“Lo que sería recomendable es que los diputados busquen un equilibrio en su actuar, el presidente Morales defina una estrategia para comunicarse y que en las redes sociales aboguemos por las buenas prácticas. La ciudadanía debe estar atenta y los medios de comunicación informando”.

Tuvimos una semana intensa en actividades políticas. La salud sigue con grandes desafíos. El tema de la donación de medicinas y el vencimiento de algunos insumos ha despertado sospecha de su autenticidad. La situación ha puesto en aprietos al mandatario, de quien se esperaba respuestas y acciones más contundentes, especialmente de parte de los medios.

Sin embargo, el mayor activismo se dio en el Congreso de la República. El Presidente, acompañado del ministro de Finanzas, visitó el Legislativo para solicitar la emisión de de Q1,633 millones de bonos para financiar el presupuesto, ya que hay algunos rubros –como el Ministerio Público– quedarían sin recursos a partir de agosto, debido a que los préstamos presentados como fuente de financiamiento del presupuesto no se lograrán.
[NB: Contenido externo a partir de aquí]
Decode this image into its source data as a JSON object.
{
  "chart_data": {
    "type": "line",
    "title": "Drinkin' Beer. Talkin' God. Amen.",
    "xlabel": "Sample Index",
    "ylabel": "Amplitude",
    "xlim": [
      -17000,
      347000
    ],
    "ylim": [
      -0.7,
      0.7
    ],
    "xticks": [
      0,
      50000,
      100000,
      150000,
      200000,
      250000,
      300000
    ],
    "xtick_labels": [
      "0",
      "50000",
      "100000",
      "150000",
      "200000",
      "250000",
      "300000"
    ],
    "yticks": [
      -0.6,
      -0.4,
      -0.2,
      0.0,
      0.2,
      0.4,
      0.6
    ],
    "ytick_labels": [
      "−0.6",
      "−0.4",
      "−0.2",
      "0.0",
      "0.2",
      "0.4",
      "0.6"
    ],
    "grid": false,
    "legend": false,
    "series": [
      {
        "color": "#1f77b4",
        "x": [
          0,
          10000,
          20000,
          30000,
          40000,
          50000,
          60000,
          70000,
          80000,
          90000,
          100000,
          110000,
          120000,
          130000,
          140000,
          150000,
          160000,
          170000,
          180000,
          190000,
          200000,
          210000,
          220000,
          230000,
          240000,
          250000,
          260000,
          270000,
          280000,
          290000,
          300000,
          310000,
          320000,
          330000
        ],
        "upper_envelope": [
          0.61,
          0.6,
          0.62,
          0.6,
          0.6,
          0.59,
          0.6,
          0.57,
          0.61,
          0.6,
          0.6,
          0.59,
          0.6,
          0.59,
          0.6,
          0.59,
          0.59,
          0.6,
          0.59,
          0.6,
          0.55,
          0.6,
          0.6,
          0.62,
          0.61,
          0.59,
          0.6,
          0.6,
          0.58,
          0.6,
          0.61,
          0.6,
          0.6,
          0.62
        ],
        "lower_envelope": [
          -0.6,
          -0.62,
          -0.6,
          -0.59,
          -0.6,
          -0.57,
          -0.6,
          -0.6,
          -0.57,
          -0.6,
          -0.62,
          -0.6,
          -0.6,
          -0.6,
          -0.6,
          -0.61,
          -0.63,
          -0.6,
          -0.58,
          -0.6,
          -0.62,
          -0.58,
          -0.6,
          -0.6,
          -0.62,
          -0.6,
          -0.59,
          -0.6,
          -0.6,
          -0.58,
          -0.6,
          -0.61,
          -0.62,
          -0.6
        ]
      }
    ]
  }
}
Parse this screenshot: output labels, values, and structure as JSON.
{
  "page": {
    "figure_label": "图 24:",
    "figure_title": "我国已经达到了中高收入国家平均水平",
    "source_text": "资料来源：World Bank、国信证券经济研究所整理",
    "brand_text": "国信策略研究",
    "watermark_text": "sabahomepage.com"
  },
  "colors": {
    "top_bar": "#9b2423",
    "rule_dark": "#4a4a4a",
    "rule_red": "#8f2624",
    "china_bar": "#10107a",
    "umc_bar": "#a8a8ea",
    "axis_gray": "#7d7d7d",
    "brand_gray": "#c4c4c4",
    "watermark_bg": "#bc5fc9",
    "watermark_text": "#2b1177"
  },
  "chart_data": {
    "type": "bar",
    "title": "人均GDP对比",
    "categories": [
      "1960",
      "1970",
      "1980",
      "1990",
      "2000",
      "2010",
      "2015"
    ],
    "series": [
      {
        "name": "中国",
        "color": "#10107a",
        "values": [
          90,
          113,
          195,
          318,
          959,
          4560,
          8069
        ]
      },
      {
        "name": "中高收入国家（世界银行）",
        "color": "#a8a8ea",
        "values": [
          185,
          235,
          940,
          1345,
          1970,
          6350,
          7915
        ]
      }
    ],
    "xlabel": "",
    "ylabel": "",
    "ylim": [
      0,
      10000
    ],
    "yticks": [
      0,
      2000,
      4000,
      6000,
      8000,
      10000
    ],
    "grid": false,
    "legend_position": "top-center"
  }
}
Sabiendo que no hay dinero, incoherentemente, el Legislativo de forma exprés aprobó varias iniciativas de ley que repercuten negativamente las finanzas del Estado. Por ejemplo, el Decreto 11-2016 aumenta Q500 mensuales a cada jubilado que pertenece a clases pasivas civiles del estado y, adicionalmente, cuando haya aumento general para los empleados también se les ajustarán a los pasivos.

Según un cálculo realizado por el Ministerio de Finanzas esta ley tendrá una erogación de Q450 millones para este año. También estuvo en discusión la Ley Nacional de la Juventud, que tiene como fin “oportunidades de participación a los jóvenes”. No tenemos recursos para los hospitales, contamos con más del 40% de infantes con desnutrición crónica y la mitad de los niños no van a la preprimaria, cuesta comprender por qué el Congreso prioriza estas leyes, ¿será porque son populares y con ellas van a quedar bien con algunos sectores? Al final, terminaron presentando una iniciativa de nuevos impuestos a la renta.

También modificaron varios artículos a Ley Orgánica del Organismo Legislativo, la cual tiene luces pero bastantes sombras. Vale la pena resaltar la aprobación del Decreto 13-2016 que modifica el Código Penal: Indica que los altos funcionarios o instituciones que reciben fondos públicos que sean citados y no acudan al Congreso podrán ser sancionados con penas de dos a tres años de prisión.

Habría que ver cuántas citaciones tienen por fin la fiscalización, pues la mayoría de veces es para resolver asuntos operativos, pedir favores, referir personas, solicitar apoyo y de paso humillar a los funcionarios. Este cambio le concede un privilegio al Congreso que ni los jueces tienen para sus citatorios. Definitivamente desequilibra los poderes.

Por otro lado, el Procurador de los Derechos Humanos se reunió con los jefes de bancada y habló de la convocatoria que se realizará a todos los sectores de la sociedad para un Diálogo Nacional que busca promover la discusión, aprobación e implementación de reformas al sistema de justicia en contra de la impunidad y corrupción, en apoyo a la propuesta de Iván Velásquez. Y por último, el viernes representantes del CACIF se reunieron con miembros de la junta directiva del Congreso. Entre varios asuntos, se solicitó que leyes tan importantes como la de Desarrollo rural y la de las radios comunitarias se discutan a fondo.

La incertidumbre nos tiene nerviosos. Realmente no sabemos qué otras cosas podrán suceder esta semana. Lo que sería recomendable es que los diputados busquen un equilibrio en su actuar, el presidente Morales defina una estrategia para comunicarse y que en las redes sociales aboguemos por las buenas prácticas. La ciudadanía debe estar atenta y los medios de comunicación informando. Es un momento importante para Guatemala. ¿Qué opina del activismo político? ¿Está de acuerdo con las leyes exprés? ¿Cuál es su sentimiento?